Neurowetenschappen deel 1
Algemene organisatie van het zenuwstelsel
Neuronen
Neuronen hebben heel veel verschillende vormen, maar er is een algemene bouw:
- Cellichaam (soma), wat bestaat uit een celkern en het perikaryon.
o Hier bevindt zich het RER, wat eiwitten maakt die via axoplasmatisch transport door
het neuron getransporteerd worden.
- Dendrieten, waar de informatie binnenkomt en zo het receptieve deel vergroot.
o Dendrieten kunnen zelf ook nog oppervlaktevergroting veroorzaken door dendritic
spines te hebben.
- Axonen, die signalen voorgeleiden.
- Presynaptisch uiteinde, waar cel-cel contact plaats vindt met andere cellen. Hier worden
neurotransmitters vrijgegeven in het axon. Deze neurotransmitters zorgen dat receptoren
opengaan waardoor het signaal voortgegeven kan worden.

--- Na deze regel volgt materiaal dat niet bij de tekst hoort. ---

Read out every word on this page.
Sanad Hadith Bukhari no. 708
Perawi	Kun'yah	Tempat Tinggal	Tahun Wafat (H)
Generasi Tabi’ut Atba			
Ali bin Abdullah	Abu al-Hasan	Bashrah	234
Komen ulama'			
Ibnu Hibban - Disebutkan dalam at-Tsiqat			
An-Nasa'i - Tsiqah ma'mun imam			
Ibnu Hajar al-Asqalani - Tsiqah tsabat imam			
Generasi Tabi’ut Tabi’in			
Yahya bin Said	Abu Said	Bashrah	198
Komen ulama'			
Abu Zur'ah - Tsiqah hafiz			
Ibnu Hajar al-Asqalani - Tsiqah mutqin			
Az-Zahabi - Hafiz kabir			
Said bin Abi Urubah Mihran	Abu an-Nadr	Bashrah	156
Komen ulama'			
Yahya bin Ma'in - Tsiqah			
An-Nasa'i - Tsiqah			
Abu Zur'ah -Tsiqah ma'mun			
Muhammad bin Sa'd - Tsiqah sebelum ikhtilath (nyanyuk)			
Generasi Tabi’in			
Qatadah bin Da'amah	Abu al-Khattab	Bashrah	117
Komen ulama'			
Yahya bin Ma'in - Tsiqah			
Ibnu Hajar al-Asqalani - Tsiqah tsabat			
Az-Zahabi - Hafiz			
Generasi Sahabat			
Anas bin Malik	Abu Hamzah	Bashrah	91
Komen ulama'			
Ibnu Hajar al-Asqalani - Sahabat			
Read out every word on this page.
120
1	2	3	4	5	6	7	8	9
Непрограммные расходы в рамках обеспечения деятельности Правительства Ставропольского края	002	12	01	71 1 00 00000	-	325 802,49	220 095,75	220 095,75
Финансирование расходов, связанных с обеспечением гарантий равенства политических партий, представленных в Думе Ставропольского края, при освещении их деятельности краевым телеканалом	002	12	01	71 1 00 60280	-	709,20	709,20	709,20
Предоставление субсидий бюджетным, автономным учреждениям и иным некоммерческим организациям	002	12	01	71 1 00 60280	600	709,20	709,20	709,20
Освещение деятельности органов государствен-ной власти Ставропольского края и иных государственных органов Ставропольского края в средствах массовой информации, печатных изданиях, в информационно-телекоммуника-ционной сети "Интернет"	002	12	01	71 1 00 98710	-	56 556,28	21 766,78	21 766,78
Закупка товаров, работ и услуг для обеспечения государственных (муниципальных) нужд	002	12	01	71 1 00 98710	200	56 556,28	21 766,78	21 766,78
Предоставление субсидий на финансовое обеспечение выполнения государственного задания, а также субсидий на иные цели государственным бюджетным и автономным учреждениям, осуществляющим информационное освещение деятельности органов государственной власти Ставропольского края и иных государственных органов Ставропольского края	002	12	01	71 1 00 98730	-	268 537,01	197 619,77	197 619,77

Op de plaats waar het axon aan het cellichaam ontspringt, bevindt zich een gespecialiseerd gebied:
de axonheuvel. Hier ontstaan de actiepotentialen. Bij sensibele neuronen ontstaat de actiepotentiaal
perifeer, vaak bij de eerste insnoering van Ranvier. Een axon kan ook vertakt zijn. Deze vertakkingen,
collateralen genoemd, ontspringen bij de insnoeringen van Ranvier.
Neuronen kunnen worden ingedeeld in drie typen: afferente, efferente en schakelneuronen.
Daarnaast zijn er ook verschillende vormen neuronen:
- Bipolaire neuronen: zijn bijna altijd sensibel en hoeven vaak maar korte afstand te
overbruggen. Door hun korte lengte maken ze geen gebruik van actiepotentialen, maar van
synaptische potentialen/receptorpotentialen.
- Pseudo-unipolair neuronen: cellichaam van dit neuron ligt buiten de route van de
actiepotentiaal. De gehele uitloper
van de periferie tot het CZS wordt
axon genoemd. Deze neuronen
voeren informatie afkomstig van de
periferie in de vorm van
actiepotentialen naar het CZS. Het
cellichaam van deze cel ligt in een
ganglion.
- Multipolaire neuronen: bij deze
cellen is er een groot verschil in de
grootte van de dendrietboom. Bij
deze cellen spelen doornsynapsen
een grote rol, waardoor meer axonen
contact kunnen maken met het
neuron.
,Gliacellen
Gliacellen komen ook in verschillende vormen.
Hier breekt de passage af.